My current axioms that are the root of my development practices are:

  • Human discipline varies significantly over time
  • There is a contribution threshold. Human discipline below that threshold is a net negative for the project. Above that threshold, a contribution has positive effect.

This boils down to: How do we make it harder to do the wrong thing while making it easier to do the right thing. The answer is tooling. Bicycles for brains.

Applying the first level axioms results in the following ideas that, when embraced by the entire development team, reduce lots of drift. The unreachable ideal is that everybody, given application of the same axioms and derived rules, would write bit wise identical code. This ideal can never be reached but the closer we can get to it, the more healthy the project will be.

Some consequences:

  • Use the least powerful primitive that does the job. No “Just in case code/architecture/…“. If you can choose primitive A that does the job, over primitive B that also does the job but could do something else, by all means choose A.
  • Automated Checks over human preference. If you have the choice to standardize on A or B, while B is only verifiable by a human, choose A even if it “looks worse to your eyes or goes against someone’s personal preference”. Technical weight of a team member should only be the tie breaker and almost never be invoked.
  • Have a payment plan for any kind of tech debt ready that also acknowledges compound interest. If there is no payment plan, be honest enough to at least acknowledge the tech debt.
  • Small deliverables. It’s easier to identify problems if they fall below or above the contribution threshold.
  • If instances of a certain flag show up often on review, automate that flag away, so its caught by your CI not wasting precious review time.
  • Assume the reviewer is below the contribution threshold when reviewing. The only thing you cannot bribe is the automated checks.
  • Human “discipline time above the contribution threshold” is far too precious and rare to be spent on tasks that could be automated.
  • Make tools if they are missing in your environment (this is how mutant was created).

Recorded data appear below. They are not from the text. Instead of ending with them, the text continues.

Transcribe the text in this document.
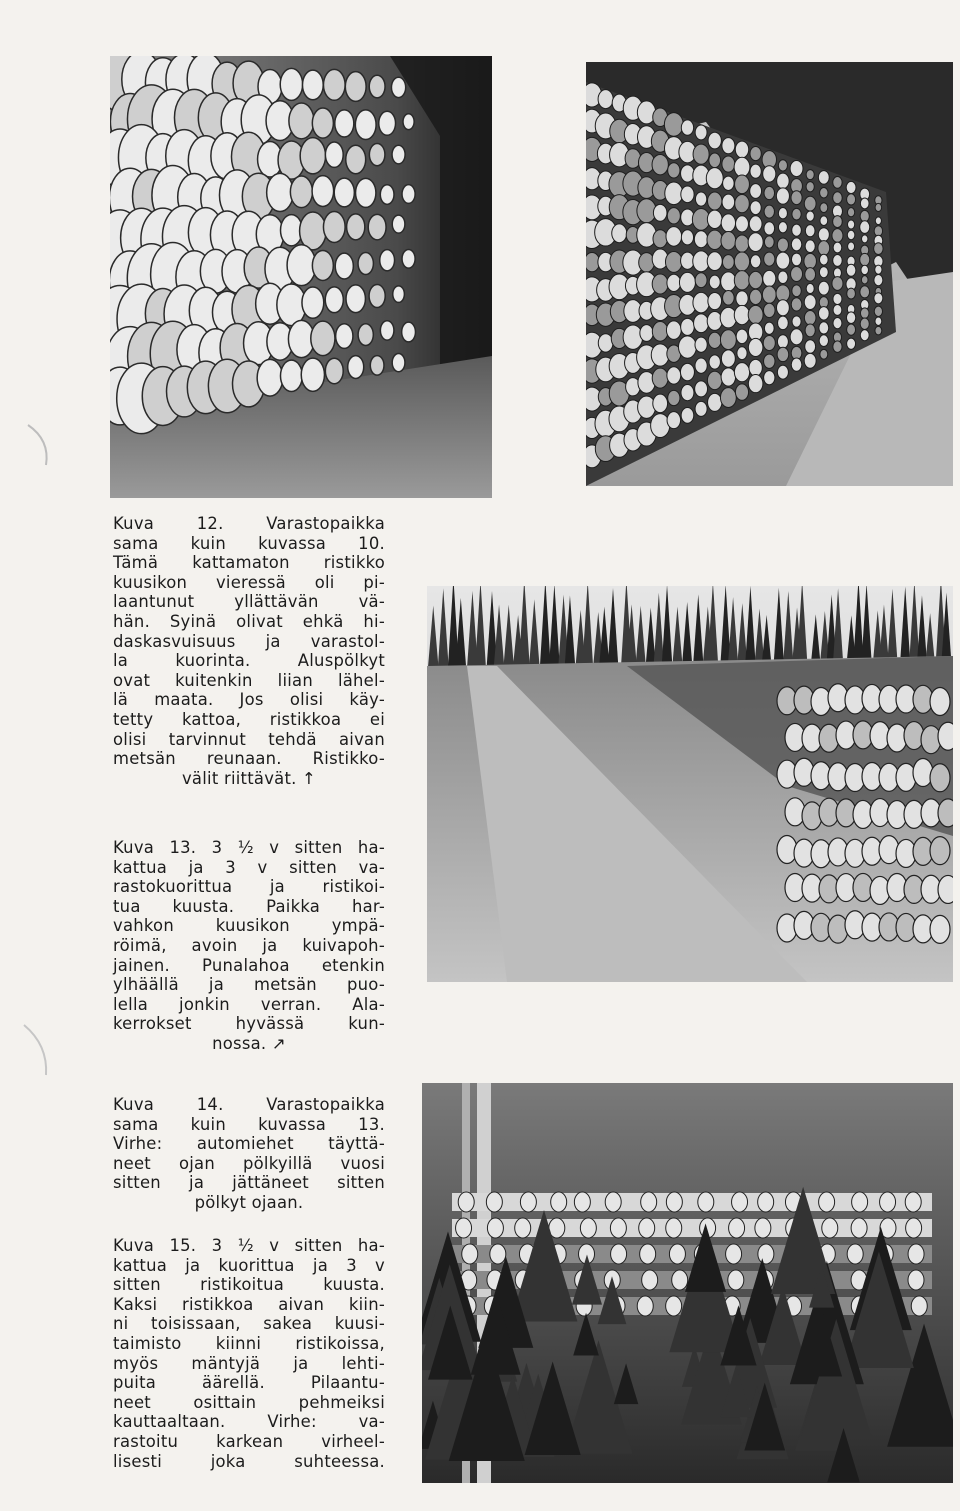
Kuva 12. Varastopaikka
sama kuin kuvassa 10.
Tämä kattamaton ristikko
kuusikon vieressä oli pi-
laantunut yllättävän vä-
hän. Syinä olivat ehkä hi-
daskasvuisuus ja varastol-
la kuorinta. Aluspölkyt
ovat kuitenkin liian lähel-
lä maata. Jos olisi käy-
tetty kattoa, ristikkoa ei
olisi tarvinnut tehdä aivan
metsän reunaan. Ristikko-
välit riittävät. ↑

Kuva 13. 3 ½ v sitten ha-
kattua ja 3 v sitten va-
rastokuorittua ja ristikoi-
tua kuusta. Paikka har-
vahkon kuusikon ympä-
röimä, avoin ja kuivapoh-
jainen. Punalahoa etenkin
ylhäällä ja metsän puo-
lella jonkin verran. Ala-
kerrokset hyvässä kun-
nossa. ↗

Kuva 14. Varastopaikka
sama kuin kuvassa 13.
Virhe: automiehet täyttä-
neet ojan pölkyillä vuosi
sitten ja jättäneet sitten
pölkyt ojaan.

Kuva 15. 3 ½ v sitten ha-
kattua ja kuorittua ja 3 v
sitten ristikoitua kuusta.
Kaksi ristikkoa aivan kiin-
ni toisissaan, sakea kuusi-
taimisto kiinni ristikoissa,
myös mäntyjä ja lehti-
puita äärellä. Pilaantu-
neet osittain pehmeiksi
kauttaaltaan. Virhe: va-
rastoitu karkean virheel-
lisesti joka suhteessa.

I’ll not expand this already long answer with a list of tools/techniques, but rather leave it at these high level abstract ideas.

Awesome. Thanks for sharing all this knowledge. To close the interview I’d like to ask if you can suggest someone for me to interview next.

Try to get @dkubb. I consider him my mentor.

And what kind of topics you’d expect to see in a software engineering management blog?

My suggestions are:

  • Managing tech debt explicitly and honestly
  • Education of decision makers without a tech background to do more quality decisions.